Cyclical investing - case studies

For cyclicals, the bet is on mean reversion. So plotting a fundamental variable which is mean reverting in nature solves the problem (in most cases). Here is the P/B value charts for NALCO and Sobha over the last 10 years.

For nalco, a clear buy is ~0.6x P/B and sell is ~2x P/B. For Sobha, buy is below 1x P/B and sell is at 2x P/B. The length between this valuation gap determines the IRR. What I mean is if it takes 5-years to go from 1x to 2x, IRR is 15% from re-rating + growth in book value. If the same takes 10-years, then IRR is 7% from re-rating + growth in book value. No real rocket science in buy/sell decisions. The only thing that matters is if the company has the balance sheet strength to survive the downtrend, everything else like length of cycle, amplitude, etc. is mostly luck.

NOTE: WHAT WE ARE DOING HERE IS FITTING OLD DATA AND EXPECTING FUTURE TO TURN OUT LIKE THE PAST WHICH CAN LEAD TO OVERFITTING!

Over long periods of time, valuations are very cyclical, here are the lower and upper P/B bounds for Markel over the last 3.5 decades.

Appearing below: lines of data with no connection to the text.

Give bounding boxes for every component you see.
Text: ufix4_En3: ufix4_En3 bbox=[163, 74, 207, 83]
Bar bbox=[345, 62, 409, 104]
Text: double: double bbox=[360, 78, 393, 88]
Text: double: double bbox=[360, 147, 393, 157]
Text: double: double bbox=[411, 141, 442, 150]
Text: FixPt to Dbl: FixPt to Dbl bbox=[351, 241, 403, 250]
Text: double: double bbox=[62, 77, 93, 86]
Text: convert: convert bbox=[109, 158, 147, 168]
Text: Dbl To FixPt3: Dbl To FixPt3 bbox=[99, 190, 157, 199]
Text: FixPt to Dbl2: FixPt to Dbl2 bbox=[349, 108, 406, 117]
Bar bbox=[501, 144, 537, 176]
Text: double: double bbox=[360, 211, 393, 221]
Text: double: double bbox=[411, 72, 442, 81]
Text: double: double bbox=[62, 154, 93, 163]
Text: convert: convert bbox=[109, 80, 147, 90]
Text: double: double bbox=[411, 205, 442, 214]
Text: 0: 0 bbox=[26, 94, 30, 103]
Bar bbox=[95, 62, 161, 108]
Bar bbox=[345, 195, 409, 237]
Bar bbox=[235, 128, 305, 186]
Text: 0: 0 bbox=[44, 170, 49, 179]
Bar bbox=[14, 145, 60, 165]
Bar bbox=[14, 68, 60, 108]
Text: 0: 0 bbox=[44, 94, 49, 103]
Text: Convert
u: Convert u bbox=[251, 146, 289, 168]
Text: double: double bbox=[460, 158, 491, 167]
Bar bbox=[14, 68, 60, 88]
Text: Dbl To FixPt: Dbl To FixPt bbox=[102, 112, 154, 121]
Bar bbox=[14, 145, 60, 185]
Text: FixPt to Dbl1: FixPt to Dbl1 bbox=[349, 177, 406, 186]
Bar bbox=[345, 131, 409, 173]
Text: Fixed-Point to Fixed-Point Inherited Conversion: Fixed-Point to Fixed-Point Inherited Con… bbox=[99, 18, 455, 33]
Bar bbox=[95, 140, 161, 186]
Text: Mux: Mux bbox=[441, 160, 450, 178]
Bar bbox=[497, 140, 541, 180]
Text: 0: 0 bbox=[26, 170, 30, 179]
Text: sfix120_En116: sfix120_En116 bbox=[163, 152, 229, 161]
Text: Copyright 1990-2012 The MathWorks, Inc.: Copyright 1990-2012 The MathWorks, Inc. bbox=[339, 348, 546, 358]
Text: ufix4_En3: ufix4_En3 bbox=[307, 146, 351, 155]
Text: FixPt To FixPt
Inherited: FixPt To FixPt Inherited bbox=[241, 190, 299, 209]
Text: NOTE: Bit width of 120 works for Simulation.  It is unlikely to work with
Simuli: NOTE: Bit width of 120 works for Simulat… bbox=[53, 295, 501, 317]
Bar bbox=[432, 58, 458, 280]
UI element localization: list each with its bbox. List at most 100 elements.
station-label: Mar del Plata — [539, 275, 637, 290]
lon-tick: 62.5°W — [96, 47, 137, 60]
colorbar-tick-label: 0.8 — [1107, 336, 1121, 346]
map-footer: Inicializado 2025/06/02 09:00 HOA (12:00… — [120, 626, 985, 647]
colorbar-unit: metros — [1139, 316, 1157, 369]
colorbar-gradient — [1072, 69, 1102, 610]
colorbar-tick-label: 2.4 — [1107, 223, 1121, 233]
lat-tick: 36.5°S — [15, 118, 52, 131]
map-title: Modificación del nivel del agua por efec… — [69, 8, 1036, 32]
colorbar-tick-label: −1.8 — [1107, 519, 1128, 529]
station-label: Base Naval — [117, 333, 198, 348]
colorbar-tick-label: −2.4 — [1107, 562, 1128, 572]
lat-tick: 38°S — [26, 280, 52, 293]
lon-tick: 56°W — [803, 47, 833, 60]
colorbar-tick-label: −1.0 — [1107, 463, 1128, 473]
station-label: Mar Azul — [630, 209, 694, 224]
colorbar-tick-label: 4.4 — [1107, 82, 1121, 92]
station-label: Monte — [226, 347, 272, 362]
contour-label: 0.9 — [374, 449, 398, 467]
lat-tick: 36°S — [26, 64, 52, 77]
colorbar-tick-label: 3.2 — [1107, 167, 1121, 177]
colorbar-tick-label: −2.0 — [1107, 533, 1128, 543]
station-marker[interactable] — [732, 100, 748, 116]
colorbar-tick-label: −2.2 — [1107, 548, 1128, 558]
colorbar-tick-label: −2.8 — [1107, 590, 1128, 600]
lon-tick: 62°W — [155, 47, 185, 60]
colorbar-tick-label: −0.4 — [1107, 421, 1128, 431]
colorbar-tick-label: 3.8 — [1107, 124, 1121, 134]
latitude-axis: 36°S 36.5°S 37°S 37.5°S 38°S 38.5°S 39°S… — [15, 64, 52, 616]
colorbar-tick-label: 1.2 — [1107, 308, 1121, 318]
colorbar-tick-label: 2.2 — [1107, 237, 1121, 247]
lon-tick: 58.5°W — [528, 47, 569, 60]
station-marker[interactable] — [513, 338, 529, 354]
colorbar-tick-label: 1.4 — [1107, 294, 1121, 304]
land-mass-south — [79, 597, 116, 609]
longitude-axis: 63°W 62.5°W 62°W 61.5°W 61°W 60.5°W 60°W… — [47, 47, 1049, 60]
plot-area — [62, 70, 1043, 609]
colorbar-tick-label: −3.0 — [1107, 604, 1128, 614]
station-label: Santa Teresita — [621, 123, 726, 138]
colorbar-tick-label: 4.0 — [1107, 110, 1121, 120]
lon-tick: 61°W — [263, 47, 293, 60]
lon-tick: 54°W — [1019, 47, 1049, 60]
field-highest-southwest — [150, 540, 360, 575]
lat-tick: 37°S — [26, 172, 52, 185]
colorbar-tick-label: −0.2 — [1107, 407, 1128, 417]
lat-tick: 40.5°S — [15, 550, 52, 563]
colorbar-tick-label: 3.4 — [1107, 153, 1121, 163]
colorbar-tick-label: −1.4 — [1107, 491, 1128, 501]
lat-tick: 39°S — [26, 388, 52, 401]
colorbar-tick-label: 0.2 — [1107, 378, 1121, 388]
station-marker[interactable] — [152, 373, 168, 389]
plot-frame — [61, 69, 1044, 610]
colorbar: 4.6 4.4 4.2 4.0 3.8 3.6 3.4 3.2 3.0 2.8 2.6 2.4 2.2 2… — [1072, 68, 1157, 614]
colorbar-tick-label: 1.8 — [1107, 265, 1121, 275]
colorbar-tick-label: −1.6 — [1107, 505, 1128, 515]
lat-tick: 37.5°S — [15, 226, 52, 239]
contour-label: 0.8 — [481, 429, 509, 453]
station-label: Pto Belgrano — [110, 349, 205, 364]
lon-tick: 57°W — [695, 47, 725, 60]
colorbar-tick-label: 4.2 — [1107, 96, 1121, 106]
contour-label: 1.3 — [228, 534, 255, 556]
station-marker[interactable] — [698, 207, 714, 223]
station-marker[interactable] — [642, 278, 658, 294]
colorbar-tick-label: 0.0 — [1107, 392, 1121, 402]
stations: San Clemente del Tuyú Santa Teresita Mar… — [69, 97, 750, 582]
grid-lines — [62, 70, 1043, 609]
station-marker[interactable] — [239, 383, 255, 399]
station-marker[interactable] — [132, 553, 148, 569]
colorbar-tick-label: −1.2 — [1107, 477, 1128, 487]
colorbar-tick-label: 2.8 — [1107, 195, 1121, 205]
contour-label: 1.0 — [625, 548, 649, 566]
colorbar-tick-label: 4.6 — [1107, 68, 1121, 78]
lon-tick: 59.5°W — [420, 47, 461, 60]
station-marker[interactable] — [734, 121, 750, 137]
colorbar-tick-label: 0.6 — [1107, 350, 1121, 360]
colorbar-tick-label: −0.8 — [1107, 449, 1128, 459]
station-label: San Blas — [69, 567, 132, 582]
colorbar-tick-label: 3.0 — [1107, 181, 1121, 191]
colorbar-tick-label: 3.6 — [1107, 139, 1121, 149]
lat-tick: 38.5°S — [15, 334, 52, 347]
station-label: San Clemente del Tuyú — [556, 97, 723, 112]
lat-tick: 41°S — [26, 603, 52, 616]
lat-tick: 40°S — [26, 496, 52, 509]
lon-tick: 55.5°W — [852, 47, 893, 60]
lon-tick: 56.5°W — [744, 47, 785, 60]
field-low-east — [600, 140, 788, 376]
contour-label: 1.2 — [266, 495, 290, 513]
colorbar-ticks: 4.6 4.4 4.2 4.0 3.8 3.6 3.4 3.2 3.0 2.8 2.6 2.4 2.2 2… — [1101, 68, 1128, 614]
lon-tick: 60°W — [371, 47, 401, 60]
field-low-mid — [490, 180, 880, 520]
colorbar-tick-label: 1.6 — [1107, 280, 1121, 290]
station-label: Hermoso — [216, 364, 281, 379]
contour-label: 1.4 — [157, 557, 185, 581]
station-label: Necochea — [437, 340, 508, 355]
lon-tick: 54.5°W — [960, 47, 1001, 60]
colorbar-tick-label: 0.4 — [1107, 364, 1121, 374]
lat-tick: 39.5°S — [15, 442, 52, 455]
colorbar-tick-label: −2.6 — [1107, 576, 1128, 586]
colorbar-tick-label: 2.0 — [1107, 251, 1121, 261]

I can provide these kinds of charts for a lot of companies (Berkshire, Schlumberger, etc.) which have operations since the last 3-4 decades. The basic summary is if we zoom out and plot some fundamental variable (which is mean-reverting) over long periods of time, valuation work is done. This is what old value folks like Tweedy Browne have been doing for the last 5-decades.